The above query (or operator DAG) represents working with a table that has columns col1, col2, col3. The example is specifying adding a new derived column named sum23 and then limiting down to only this new column. We’ve tried to use operator names that evoke operator names used by Codd.

An important point is: the query is bound to a description of a data frame (or a schema), not bound to any one data frame. Thus we can re-use the query on new data.

The record-keeping in the query knows that only columns col2 and col2 are used.

columns_used(ops)

## $d
## [1] "col2" "col3"

This allows “query narrowing” where the unused columns are not specified in intermediate queries. This is easiest to see if we convert the query to SQL.

ops %.>%
  to_sql(
    ., 
    rquery::rquery_default_db_info()) %.>%
  cat(.)

## SELECT
##  "sum23"
## FROM (
##  SELECT
##   "col2" + "col3"  AS "sum23"
##  FROM (
##   SELECT
##    "col2",
##    "col3"
##   FROM
##    "d"
##   ) tsql_76973382323412881950_0000000000
## ) tsql_76973382323412881950_0000000001

Notice col1 is never referred to. This can be handy when working with tables with hundreds of columns.
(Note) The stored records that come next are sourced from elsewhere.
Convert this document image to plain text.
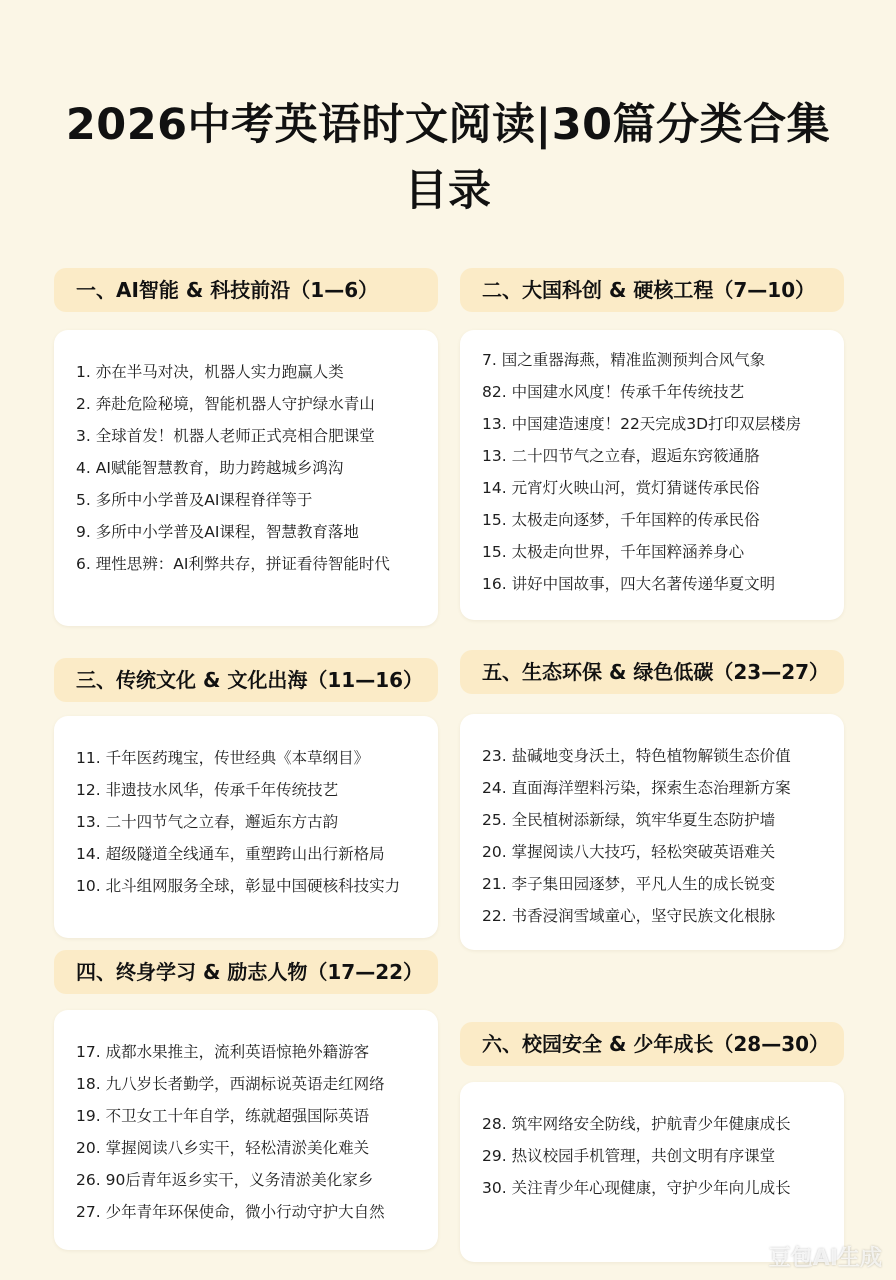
2026中考英语时文阅读|30篇分类合集
目录
一、AI智能 & 科技前沿（1—6）
1. 亦在半马对决，机器人实力跑赢人类
2. 奔赴危险秘境，智能机器人守护绿水青山
3. 全球首发！机器人老师正式亮相合肥课堂
4. AI赋能智慧教育，助力跨越城乡鸿沟
5. 多所中小学普及AI课程脊徉等于
9. 多所中小学普及AI课程，智慧教育落地
6. 理性思辨：AI利弊共存，拼证看待智能时代
二、大国科创 & 硬核工程（7—10）
7. 国之重器海燕，精准监测预判合风气象
82. 中国建水风度！传承千年传统技艺
13. 中国建造速度！22天完成3D打印双层楼房
13. 二十四节气之立春，遐逅东窍筱通胳
14. 元宵灯火映山河，赏灯猜谜传承民俗
15. 太极走向逐梦，千年国粹的传承民俗
15. 太极走向世界，千年国粹涵养身心
16. 讲好中国故事，四大名著传递华夏文明
三、传统文化 & 文化出海（11—16）
11. 千年医药瑰宝，传世经典《本草纲目》
12. 非遗技水风华，传承千年传统技艺
13. 二十四节气之立春，邂逅东方古韵
14. 超级隧道全线通车，重塑跨山出行新格局
10. 北斗组网服务全球，彰显中国硬核科技实力
五、生态环保 & 绿色低碳（23—27）
23. 盐碱地变身沃土，特色植物解锁生态价值
24. 直面海洋塑料污染，探索生态治理新方案
25. 全民植树添新绿，筑牢华夏生态防护墙
20. 掌握阅读八大技巧，轻松突破英语难关
21. 李子集田园逐梦，平凡人生的成长锐变
22. 书香浸润雪域童心，坚守民族文化根脉
四、终身学习 & 励志人物（17—22）
17. 成都水果推主，流利英语惊艳外籍游客
18. 九八岁长者勤学，西湖标说英语走红网络
19. 不卫女工十年自学，练就超强国际英语
20. 掌握阅读八乡实干，轻松清淤美化难关
26. 90后青年返乡实干，义务清淤美化家乡
27. 少年青年环保使命，微小行动守护大自然
六、校园安全 & 少年成长（28—30）
28. 筑牢网络安全防线，护航青少年健康成长
29. 热议校园手机管理，共创文明有序课堂
30. 关注青少年心现健康，守护少年向儿成长
豆包AI生成
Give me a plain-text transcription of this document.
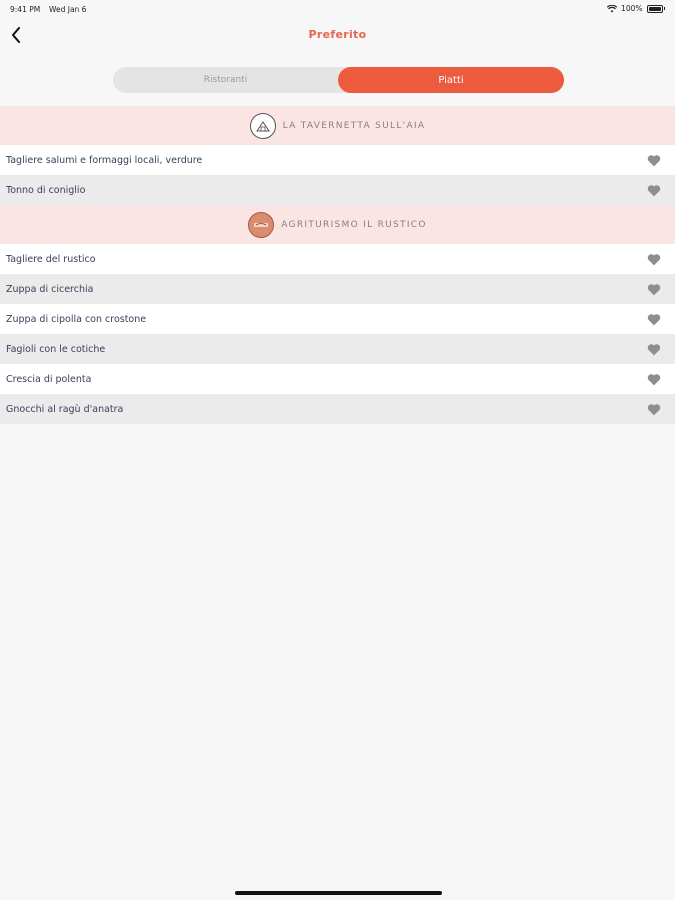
9:41 PM Wed Jan 6	100%
Preferito
Ristoranti	Piatti
LA TAVERNETTA SULL'AIA
Tagliere salumi e formaggi locali, verdure
Tonno di coniglio
AGRITURISMO IL RUSTICO
Tagliere del rustico
Zuppa di cicerchia
Zuppa di cipolla con crostone
Fagioli con le cotiche
Crescia di polenta
Gnocchi al ragù d'anatra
And, using rqdatatable we can use data.table as another data action implementation.

library(rqdatatable)

data.frame(col1 = 1, col2 = 2, col3 = 3) %.>%
  ops %.>%
  knitr::kable(.)

| sum23 | | ----: | | 5 |

rquery now also has query-shortening. Some dead-values can be eliminated during query construction, before any calculations are attempted.

ops <- mk_td(
  "example_table", 
  c("col1", "col2", "col3")) %.>%
  extend(., sum23 := col2 + col3) %.>%
  extend(., x := 1) %.>%
  extend(., x := 2) %.>%
  extend(., x := 3) %.>%
  extend(., x := 4) %.>%
  extend(., x := 5) %.>%
  select_columns(., c('x', 'sum23'))

cat(format(ops))

## mk_td("example_table", c(
##   "col1",
##   "col2",
##   "col3")) %.>%
##  extend(.,
##   sum23 := col2 + col3,
##   x := 5) %.>%
##  select_columns(., 
##     c('x', 'sum23'))

Obviously nobody would construct such a bad query, but it is nice that some of the “ick” is optimized automatically.

Both of the above optimizations are deliberately conservative. They are implemented to be correct (not give incorrect results), but are not necessarily super aggressive in eliminating all redundancy.

It is a bit long and technical. But both of these optimizations are easy due to the use of category theoretic ideas in the design of the rquery and data_algebra packages (I am working on some notes on this here).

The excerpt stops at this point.